A recurring concern was the lack of mandatory training on issues such as consent, power dynamics, sensitivity and disclosure. Although Concordia’s Sexual Assault Resource Centre (SARC) offers consent workshops, students and staff are not required to attend. SARC did not have a representative at the congress.
Following a lengthy discussion, which saw the proposal go through multiple iterations, the congress attendees voted on a demand for the university to fully fund mandatory consent training for all students, staff and faculty within a reasonable time frame. The demand received unanimous approval from attendees, meaning it will be fully endorsed by the CSU and included in their proposal to the administration.
The congress attendees also voted to approve a demand for the university to accept all the policy recommendations made by Our Turn, an organization that works with student associations across Canada to prevent sexual violence. These recommendations include developing and adopting peer-to-peer sexual violence prevention and training. Another proposal included lifting the current rule that all applicants to the university’s Task Force on Sexual Misconduct and Sexual Violence fulfill the vague requirement of “good academic standing.”
One of the many student associations present at the congress was the Concordia Association for Students in English (CASE).
“I think it was important for CASE to participate because, obviously, a lot of the attention has been surrounding cases that are specific to the English department, even though it’s happening in various places at Concordia,” said CASE president Debby Gemme. “This particular executive team is committed to helping fix these issues […] and I think this went really, really well.”
A Concordia student employed by the Montreal Sexual Assault Centre (MSAC) said they wanted to participate in the congress after receiving a spike in calls to the centre from Concordia students and others following the #MeToo movement.

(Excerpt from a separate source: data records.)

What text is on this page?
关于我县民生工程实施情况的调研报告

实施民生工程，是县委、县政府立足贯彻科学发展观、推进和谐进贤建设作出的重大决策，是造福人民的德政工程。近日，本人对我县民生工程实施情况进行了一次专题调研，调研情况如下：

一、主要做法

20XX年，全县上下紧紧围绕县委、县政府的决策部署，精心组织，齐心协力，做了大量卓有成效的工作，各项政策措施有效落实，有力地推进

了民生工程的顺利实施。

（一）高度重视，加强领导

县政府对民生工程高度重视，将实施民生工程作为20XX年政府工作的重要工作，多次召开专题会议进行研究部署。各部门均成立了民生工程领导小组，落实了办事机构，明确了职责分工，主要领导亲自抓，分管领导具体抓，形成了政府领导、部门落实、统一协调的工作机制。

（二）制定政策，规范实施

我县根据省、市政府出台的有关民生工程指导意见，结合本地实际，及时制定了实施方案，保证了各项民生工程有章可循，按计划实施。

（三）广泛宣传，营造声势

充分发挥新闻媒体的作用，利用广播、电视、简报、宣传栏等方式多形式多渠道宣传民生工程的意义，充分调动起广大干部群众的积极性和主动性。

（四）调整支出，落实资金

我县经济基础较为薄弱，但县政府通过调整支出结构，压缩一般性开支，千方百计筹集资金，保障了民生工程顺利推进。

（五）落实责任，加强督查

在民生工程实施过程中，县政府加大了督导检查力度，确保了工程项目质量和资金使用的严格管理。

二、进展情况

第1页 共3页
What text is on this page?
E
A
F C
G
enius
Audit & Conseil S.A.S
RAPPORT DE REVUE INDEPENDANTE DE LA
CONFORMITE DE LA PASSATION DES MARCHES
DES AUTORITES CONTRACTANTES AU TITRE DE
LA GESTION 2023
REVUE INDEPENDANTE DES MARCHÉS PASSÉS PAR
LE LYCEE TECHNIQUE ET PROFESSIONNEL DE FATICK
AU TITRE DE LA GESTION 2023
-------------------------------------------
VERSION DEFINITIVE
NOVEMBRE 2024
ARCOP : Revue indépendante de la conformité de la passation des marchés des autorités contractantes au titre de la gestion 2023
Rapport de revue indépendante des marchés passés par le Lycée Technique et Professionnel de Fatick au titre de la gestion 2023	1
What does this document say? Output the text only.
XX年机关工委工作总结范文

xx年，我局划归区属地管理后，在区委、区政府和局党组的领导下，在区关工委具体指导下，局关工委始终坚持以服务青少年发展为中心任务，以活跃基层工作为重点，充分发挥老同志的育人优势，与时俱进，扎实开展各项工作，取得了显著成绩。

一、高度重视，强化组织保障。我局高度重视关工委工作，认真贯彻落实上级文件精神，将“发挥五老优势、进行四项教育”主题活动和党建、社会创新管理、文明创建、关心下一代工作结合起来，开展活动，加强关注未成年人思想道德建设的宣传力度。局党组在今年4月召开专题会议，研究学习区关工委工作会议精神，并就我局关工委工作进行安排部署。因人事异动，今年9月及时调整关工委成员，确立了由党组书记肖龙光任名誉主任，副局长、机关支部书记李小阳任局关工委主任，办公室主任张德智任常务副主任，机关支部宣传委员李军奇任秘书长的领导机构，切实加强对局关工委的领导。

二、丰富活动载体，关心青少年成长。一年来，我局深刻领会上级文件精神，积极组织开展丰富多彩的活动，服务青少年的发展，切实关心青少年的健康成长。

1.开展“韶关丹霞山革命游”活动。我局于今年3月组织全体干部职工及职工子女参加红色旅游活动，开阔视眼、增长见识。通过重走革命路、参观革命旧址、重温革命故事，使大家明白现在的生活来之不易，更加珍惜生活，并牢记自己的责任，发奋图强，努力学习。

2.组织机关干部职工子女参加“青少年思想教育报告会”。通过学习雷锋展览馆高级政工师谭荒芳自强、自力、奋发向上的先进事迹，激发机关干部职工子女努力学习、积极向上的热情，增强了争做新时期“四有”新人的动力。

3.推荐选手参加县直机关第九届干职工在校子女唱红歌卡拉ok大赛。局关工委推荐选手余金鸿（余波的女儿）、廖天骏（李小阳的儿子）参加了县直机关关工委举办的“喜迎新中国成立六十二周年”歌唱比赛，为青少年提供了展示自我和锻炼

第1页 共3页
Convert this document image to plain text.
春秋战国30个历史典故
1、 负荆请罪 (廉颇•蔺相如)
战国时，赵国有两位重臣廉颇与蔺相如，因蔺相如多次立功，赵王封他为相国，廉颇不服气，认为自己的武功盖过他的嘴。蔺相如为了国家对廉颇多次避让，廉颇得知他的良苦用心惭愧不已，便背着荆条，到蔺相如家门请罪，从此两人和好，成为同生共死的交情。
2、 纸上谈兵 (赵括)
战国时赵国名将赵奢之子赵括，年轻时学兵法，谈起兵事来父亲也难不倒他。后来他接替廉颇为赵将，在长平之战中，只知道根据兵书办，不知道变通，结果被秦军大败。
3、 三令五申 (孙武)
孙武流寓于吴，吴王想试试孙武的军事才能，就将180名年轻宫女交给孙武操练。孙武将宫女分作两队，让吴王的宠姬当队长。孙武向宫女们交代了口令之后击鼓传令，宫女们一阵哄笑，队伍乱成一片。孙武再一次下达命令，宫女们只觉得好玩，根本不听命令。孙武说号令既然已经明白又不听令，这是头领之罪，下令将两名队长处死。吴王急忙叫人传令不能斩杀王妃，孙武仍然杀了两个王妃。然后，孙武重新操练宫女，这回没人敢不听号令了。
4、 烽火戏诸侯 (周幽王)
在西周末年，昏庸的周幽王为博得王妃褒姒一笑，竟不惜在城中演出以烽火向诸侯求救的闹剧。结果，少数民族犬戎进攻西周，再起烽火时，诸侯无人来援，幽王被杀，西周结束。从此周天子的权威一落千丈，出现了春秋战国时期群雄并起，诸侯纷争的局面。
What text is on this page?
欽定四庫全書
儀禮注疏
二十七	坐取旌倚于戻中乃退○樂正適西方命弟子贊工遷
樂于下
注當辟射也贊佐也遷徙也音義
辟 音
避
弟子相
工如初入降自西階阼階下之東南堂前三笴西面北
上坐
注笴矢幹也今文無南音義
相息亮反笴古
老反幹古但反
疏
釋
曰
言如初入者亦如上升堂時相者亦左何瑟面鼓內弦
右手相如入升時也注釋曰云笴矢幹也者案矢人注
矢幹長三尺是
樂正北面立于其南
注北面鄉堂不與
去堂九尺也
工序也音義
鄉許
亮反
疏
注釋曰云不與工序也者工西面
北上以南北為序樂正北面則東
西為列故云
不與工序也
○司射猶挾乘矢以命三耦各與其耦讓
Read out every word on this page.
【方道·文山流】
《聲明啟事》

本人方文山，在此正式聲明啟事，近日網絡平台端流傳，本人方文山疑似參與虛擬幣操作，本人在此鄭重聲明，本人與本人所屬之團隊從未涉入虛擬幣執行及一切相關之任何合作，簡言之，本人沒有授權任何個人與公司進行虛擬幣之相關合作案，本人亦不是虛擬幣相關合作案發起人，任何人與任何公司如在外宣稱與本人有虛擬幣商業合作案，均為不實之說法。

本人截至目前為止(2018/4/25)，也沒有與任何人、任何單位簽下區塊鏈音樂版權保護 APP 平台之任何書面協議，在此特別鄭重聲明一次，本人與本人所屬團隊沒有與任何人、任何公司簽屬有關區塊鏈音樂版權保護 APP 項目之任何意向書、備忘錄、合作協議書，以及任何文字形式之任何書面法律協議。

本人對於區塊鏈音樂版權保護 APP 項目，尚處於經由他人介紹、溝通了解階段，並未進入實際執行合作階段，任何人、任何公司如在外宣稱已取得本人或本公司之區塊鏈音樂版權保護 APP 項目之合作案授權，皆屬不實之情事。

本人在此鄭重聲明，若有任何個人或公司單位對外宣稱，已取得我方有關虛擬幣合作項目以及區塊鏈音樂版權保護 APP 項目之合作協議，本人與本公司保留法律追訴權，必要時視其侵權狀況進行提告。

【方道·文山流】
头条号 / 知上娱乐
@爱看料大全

“It has come to our attention that there’s a problem with the Concordia administration and how it addresses complaints,” said the student, who wished to remain anonymous. “I’m hoping that numbers have power, and it’s going to put enough pressure on the administration to give us more leeway or liberty in defining these new policies that work better to address students’ rights.”
The congress was attended by numerous student politicians, including councillors, Senate and executives members. Jonathan Roy, the president of the Arts and Science Federation Associations (ASFA), also attended the meeting. He said he is happy to be able to present these proposals to ASFA members, as well as to the Senate of which he is also a member.
“These are very acceptable, realistic requests. We want to feel safe in our own school; that’s not a wild thing to ask for,” Roy said. “We need to take action and hold the administration accountable.”
Despite the congress being open to faculty, only one professor showed up to voice her opinion. Kate Bligh is a part-time faculty member in the School of Irish Studies, as well as the theatre and English departments. She shared input that helped the congress shape their proposal, including insight that the university could not legally force part-time staff to undergo this training, as it would violate their contracts. All training at the part-time level would have to be voluntary. She also suggested the congress add these proposals under the health and safety regulations already in place, which the congress did.
Bligh said that, in her 20 years of teaching, she has never been called to attend any training like the kind the CSU is hoping to implement.
“The same way that we hold discrimination and violence to this standard, we have to do the same with sexual assault and violence,” Bligh said. “We need to decide what sort of culture our school should have.”